In contrast, the national study of Medicare patients from 2003 to 2007, by Dr Jim C Hu of Brigham and Women’s Hospital in Boston, included 6,899 men who had surgery with 4-inch incisions and 1,938 who had laparoscopic surgery, many with a robot.
The study was not ideal — patients were not randomly assigned to have one type of surgery or another, and laparoscopic operations done without a robot were included with the robot-assisted ones because Medicare did not distinguish between the two. But it is the only large national study that compares what is thought to be a largely robot-assisted surgery group to a group that did not have a robot.
Experts in robotic surgery say studies like Hu’s can be misleading. Medicare data, they say, include results from surgeons who may have little experience with robots.
Barry, an author of Hu’s paper, said Medicare data reflect the real world. “Everyone tends to cite data from centres of excellence as though they were their own,” he said.
Highly skilled surgeons, like Dr Ashutosh K Tewari at Weill Cornell Medical College in New York, say it takes about 200 to 300 robot-assisted operations to become highly proficient. Tewari has performed 3,200. Surgeons who do nonrobotic prostate surgery agree.
“What happens is that if you take leading experts, whether they do open or robotic, they are going to get good results,” said Dr Herbert Lepor of New York University, who has done more than 4,000 traditional open prostatectomies.
“I say robotic surgery has to be better to justify its learning curve,” Lepor said, “to justify its unknown cancer control, to justify its increased cost.” Both traditional surgeons and those who do robot-assisted surgery point to patients who did extremely well.
Among them is James Lamb, a 40-year-old New York City police officer who had robot-assisted surgery with Tewari on Jan 5. Two days later, while he was in the hospital and still had a catheter in his penis, Lamb had an erection.
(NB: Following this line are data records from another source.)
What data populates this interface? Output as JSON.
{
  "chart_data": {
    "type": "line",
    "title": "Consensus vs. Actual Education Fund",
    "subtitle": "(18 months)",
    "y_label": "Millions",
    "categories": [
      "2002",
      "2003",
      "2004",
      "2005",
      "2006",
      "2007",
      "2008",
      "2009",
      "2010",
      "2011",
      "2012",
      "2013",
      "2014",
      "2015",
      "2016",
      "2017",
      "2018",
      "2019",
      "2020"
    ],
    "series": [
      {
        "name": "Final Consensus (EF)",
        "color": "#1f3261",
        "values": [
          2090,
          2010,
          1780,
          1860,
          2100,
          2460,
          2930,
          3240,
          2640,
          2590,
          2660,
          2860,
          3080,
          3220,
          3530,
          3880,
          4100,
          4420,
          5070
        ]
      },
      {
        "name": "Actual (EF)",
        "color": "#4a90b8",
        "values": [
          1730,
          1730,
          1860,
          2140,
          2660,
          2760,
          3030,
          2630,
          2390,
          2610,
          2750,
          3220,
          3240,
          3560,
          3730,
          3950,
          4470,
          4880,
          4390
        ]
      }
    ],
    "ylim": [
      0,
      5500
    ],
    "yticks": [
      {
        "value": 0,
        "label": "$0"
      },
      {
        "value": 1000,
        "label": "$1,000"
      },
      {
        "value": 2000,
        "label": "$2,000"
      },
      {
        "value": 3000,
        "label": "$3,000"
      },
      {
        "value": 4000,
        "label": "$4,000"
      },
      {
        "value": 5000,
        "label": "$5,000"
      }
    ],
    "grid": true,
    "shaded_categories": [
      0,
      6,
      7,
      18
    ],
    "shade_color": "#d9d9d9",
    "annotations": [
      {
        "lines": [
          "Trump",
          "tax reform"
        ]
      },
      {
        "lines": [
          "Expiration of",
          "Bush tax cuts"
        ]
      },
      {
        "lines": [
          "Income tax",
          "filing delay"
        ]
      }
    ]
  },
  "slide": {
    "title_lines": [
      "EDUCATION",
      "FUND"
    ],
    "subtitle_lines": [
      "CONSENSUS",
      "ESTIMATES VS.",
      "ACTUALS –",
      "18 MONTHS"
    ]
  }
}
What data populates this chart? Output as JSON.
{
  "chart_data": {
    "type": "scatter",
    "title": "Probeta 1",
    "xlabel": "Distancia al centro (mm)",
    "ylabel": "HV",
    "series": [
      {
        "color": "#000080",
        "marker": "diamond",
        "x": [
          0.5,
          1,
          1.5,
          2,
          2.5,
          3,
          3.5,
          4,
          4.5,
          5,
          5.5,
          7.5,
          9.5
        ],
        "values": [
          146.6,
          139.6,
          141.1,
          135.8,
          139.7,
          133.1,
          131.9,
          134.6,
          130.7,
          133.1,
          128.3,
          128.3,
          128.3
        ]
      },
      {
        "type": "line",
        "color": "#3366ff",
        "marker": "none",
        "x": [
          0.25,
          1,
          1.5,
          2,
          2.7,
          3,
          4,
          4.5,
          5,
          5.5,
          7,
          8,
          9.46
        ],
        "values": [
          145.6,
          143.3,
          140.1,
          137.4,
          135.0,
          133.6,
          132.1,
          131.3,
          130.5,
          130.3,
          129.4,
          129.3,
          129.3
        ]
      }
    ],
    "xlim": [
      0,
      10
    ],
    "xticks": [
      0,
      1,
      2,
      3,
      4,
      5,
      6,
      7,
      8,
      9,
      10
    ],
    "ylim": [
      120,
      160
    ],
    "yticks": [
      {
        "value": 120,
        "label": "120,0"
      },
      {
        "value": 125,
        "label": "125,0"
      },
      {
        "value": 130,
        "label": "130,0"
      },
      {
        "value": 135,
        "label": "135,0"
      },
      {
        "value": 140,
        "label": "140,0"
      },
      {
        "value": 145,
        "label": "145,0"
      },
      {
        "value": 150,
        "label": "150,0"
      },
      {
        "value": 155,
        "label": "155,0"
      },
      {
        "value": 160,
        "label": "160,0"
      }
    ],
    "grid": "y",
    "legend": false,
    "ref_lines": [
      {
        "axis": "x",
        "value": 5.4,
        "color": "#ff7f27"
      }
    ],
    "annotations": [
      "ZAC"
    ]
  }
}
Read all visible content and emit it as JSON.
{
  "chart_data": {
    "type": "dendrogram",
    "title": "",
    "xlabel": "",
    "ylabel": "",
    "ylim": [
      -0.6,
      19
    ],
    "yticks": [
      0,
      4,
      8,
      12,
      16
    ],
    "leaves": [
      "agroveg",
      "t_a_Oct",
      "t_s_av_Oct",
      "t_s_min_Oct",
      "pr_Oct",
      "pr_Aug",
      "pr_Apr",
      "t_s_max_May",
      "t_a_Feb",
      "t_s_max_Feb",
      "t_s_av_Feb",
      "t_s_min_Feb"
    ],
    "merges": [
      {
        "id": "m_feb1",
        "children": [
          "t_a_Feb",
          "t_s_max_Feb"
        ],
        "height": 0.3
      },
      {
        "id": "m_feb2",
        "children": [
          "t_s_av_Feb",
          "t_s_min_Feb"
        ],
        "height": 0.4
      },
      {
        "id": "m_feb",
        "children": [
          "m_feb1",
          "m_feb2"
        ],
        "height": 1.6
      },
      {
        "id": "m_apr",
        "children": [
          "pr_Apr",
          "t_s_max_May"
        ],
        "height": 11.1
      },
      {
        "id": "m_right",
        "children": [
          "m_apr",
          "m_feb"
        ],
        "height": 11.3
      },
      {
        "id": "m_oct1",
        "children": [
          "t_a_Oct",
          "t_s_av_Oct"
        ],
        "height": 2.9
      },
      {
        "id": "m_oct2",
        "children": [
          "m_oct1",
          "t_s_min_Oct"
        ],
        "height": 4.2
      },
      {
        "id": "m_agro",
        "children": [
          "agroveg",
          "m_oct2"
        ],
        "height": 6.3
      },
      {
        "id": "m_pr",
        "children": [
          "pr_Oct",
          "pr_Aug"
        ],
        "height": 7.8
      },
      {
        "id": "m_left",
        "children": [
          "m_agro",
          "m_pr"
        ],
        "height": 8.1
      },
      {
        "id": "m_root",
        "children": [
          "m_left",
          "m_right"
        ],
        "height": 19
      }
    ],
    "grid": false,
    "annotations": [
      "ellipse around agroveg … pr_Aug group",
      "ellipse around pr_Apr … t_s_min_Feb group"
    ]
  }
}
Two days after that, Lamb said, he was home and had sexual intercourse. (In one study by Barry, which surveyed patients a year after surgery, only half the men, regardless of surgical method, were back to their presurgery potency a year later, with or without the use of a drug like Viagra.)
But, Barry and Tewari note, an extraordinary patient or two can be misleading. “The message for patients is not to assume that newer is better,” Barry said. Measures like the number of operations a surgeon has done “still matter a lot,” he said.
Cadeddu, though, said that sort of message is falling on deaf ears. Patients want the robot. So Cadeddu has now begun offering robot-assisted surgery to those who want it. “The battle is lost,” Cadeddu added. “Marketing is driving the case here.”